Adelante, which scored above only Cleveland and McKinley elementary schools, is well aware of its low test scores, said Bautista, who urged the district to look beyond them. “SBUSD must understand the long view, or we will continue to debate test scores,” read one of Bautista’s slides. Bautista shared figures from a 10-year study by Wayne P. Thomas and Virginia P. Collier illustrating that after elementary school, dual-language students perform significantly better than their ESL peers who did not receive dual-language instruction. However, Bautista did not present any data tracking Adelante students beyond elementary school.

Adelante is largely made up of Latinx students, 84 percent, followed by 15 percent white students. About half of students at Adelante, 46 percent, are English learners. While all students performed poorly on the English language arts assessment, English learners performed the worst, falling into the lowest performance category available on the California School Dashboard scale. Hispanic students performed in the second lowest out of the five rankings. No ranking was provided for white students due to their relatively small population.

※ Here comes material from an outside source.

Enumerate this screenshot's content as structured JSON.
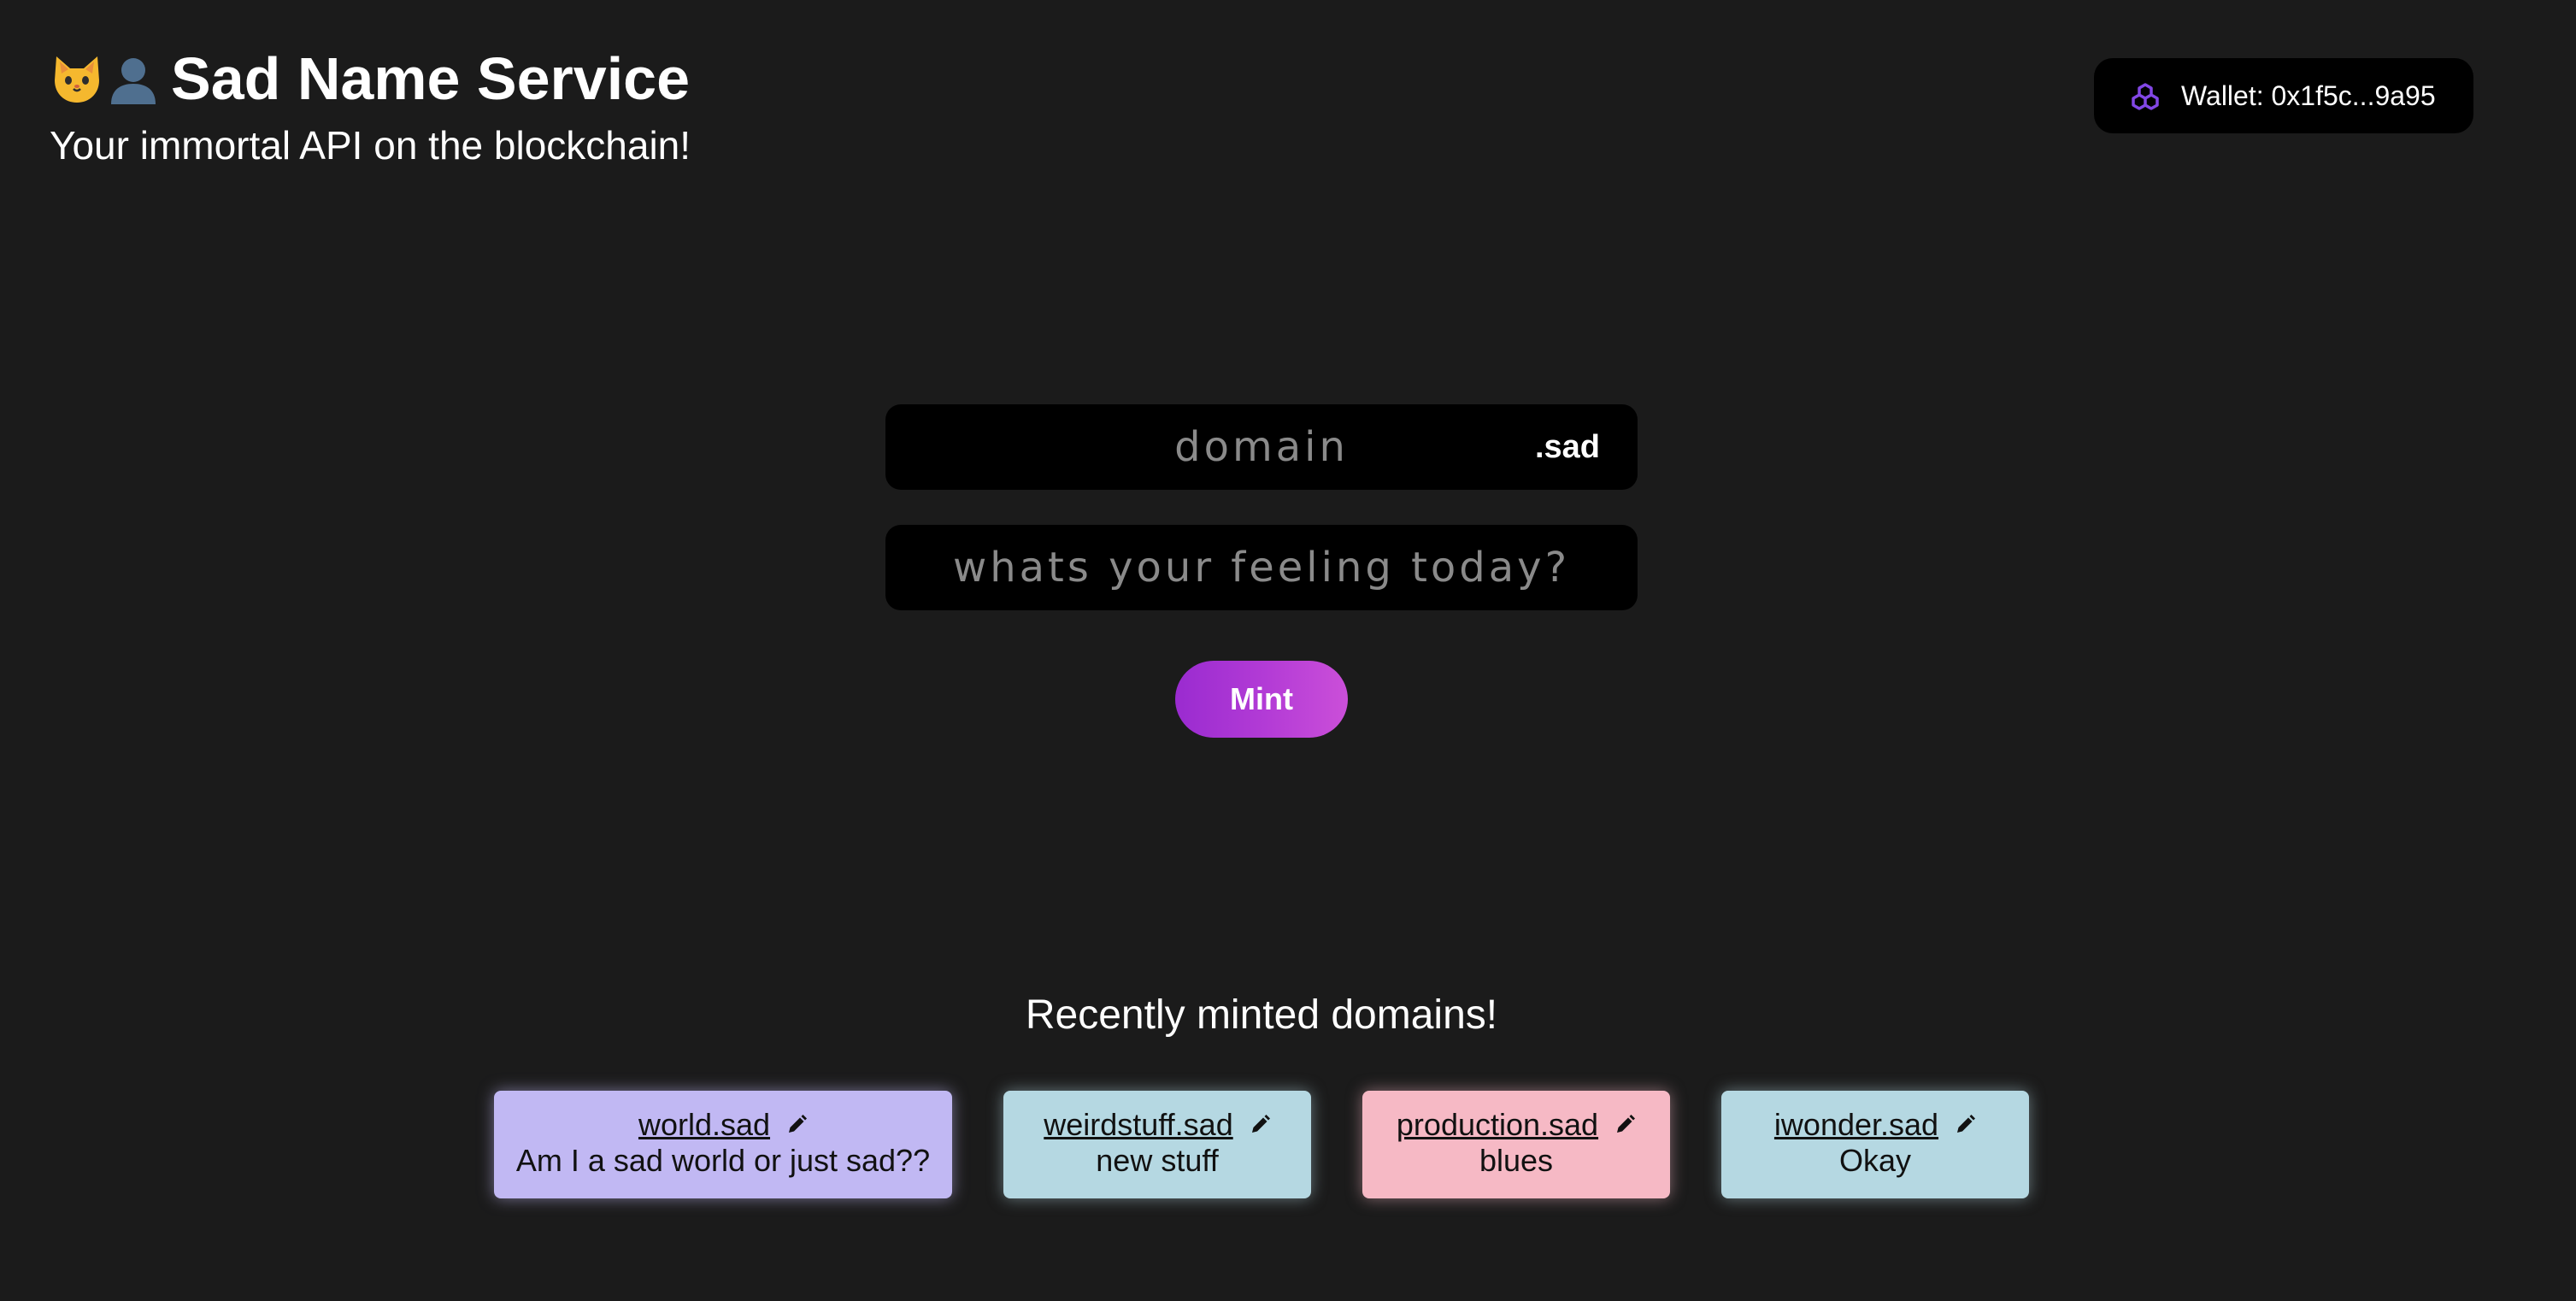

Adelante has been in the district for almost 20 years and started out as César Estrada Chávez Dual Language Immersion Charter School with two classrooms and 40 students. In 2009, the school board considered closing the school because it was consistently identified as a low-performing school in California. At the time, Adelante was the lowest performing school in the district. Since, the school has revamped its instruction model, changed leadership, and incorporated a science, technology, engineering, arts, and mathematics focus.